Hibatur Rahman

Personal information
- Full name: Mohamad Hibatur Rahman bin Mohamad
- Date of birth: 1 January 2000 (age 26)
- Place of birth: Brunei
- Position: Defender

Team information
- Current team: MS ABDB
- Number: 6

Senior career*
- Years: Team / Apps / (Gls)
- 2017–2021: Rimba Star /  / (2)
- 2023–: MS ABDB / 28 / (4)

International career^{‡}
- 2016: Brunei U16 / 3 / (0)
- 2025–: Brunei / 4 / (0)

= Hibatur Rahman Mohamad =

Bruneian footballer (born 2000)

Lance Corporal (U) Mohamad Hibatur Rahman bin Mohamad (born 1 January 2000) is a Bruneian footballer who plays as a defender for MS ABDB and the Brunei national team.

== Club career ==

Hibatur began playing league football with Rimba Star FC of the Brunei Premier League in 2017. He scored his first league goal away against BSRC FC in a 3–1 loss on 14 May. He stayed at the club until the end of the 2021 season which was cut short due to the COVID-19 pandemic in Brunei.

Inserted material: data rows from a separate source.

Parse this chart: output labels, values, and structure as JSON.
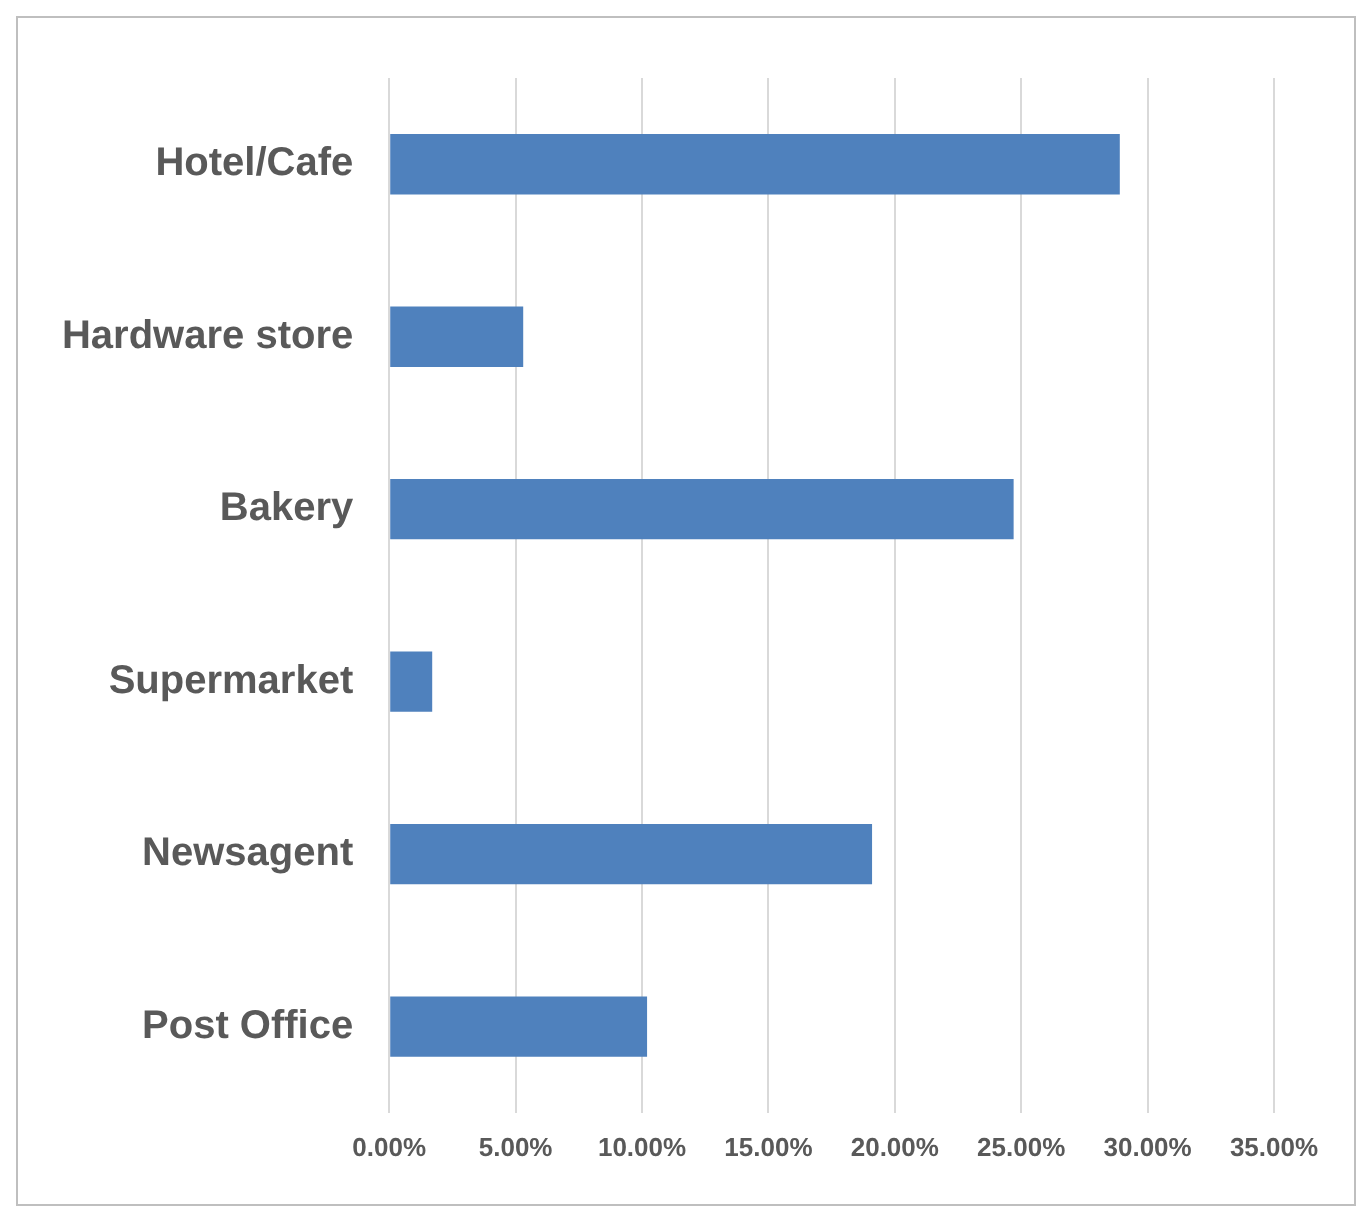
{
  "chart_data": {
    "type": "bar",
    "orientation": "horizontal",
    "categories": [
      "Hotel/Cafe",
      "Hardware store",
      "Bakery",
      "Supermarket",
      "Newsagent",
      "Post Office"
    ],
    "values": [
      28.9,
      5.3,
      24.7,
      1.7,
      19.1,
      10.2
    ],
    "color": "#4f81bd",
    "xlim": [
      0,
      35
    ],
    "xticks": [
      {
        "value": 0,
        "label": "0.00%"
      },
      {
        "value": 5,
        "label": "5.00%"
      },
      {
        "value": 10,
        "label": "10.00%"
      },
      {
        "value": 15,
        "label": "15.00%"
      },
      {
        "value": 20,
        "label": "20.00%"
      },
      {
        "value": 25,
        "label": "25.00%"
      },
      {
        "value": 30,
        "label": "30.00%"
      },
      {
        "value": 35,
        "label": "35.00%"
      }
    ],
    "grid": "x",
    "legend": false
  }
}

Now enlisted in the Royal Brunei Air Force, Hibatur joined the football team of the Royal Brunei Armed Forces in the 2023 season under Yusof Matyassin. Initially a central midfielder, Yusof converted Hibatur to a left-sided centre-back in his preferred 3-5-2 formation. Hibatur scored his first goal for the armymen in a 2–0 victory over his previous team Rimba Star on 25 June. The team performed well in the 16-team league and finished in fourth place at the end of the season.

After the departure of first team players such as Martin Haddy Khallidden, Nazry Aiman Azaman and Abdul Hariz Herman to DPMM FC at the start of the 2024–25 season, the armymen found the league more challenging and only managed a mid-table finish. However, in the following 2025 Brunei FA Cup, MS ABDB was able to reach the semi-finals and subsequently win the third place playoff over Kasuka FC where Hibatur scored his team's first goal in a late comeback and later on converted his penalty in the shootout.

== International career ==

=== Youth ===

Hibatur was part of the Brunei U16 squad that participated in the July 2016 AFF U-16 Youth Championship held in Cambodia, making three appearances all from the bench.

=== Senior ===

After notable performances for MS ABDB in the 2025 Brunei FA Cup, Hibatur was selected for the Brunei national football team in June 2025, gearing up for a friendly match against Sri Lanka and afterwards the 2027 AFC Asian Cup qualification group match versus Bhutan. He was played from the start in the Sri Lanka game held in Bangkok in a 1–0 loss on 5 June. He was kept in the lineup for the Bhutan match five days later, and helped the Wasps to a 2–1 victory at the Hassanal Bolkiah National Stadium.

After missing the October fixtures for the Wasps, Hibatur was restored to the starting lineup by Fabio Maciel for the Asian Cup qualification fixture against Lebanon on 18 November. His team suffered a defeat at the Hassanal Bolkiah National Stadium by three goals to nil.

Hibatur was recalled to the Wasps for the final Asian Cup qualification group match against Bhutan in March 2026, and started the match that resulted in a 2–1 defeat for Brunei.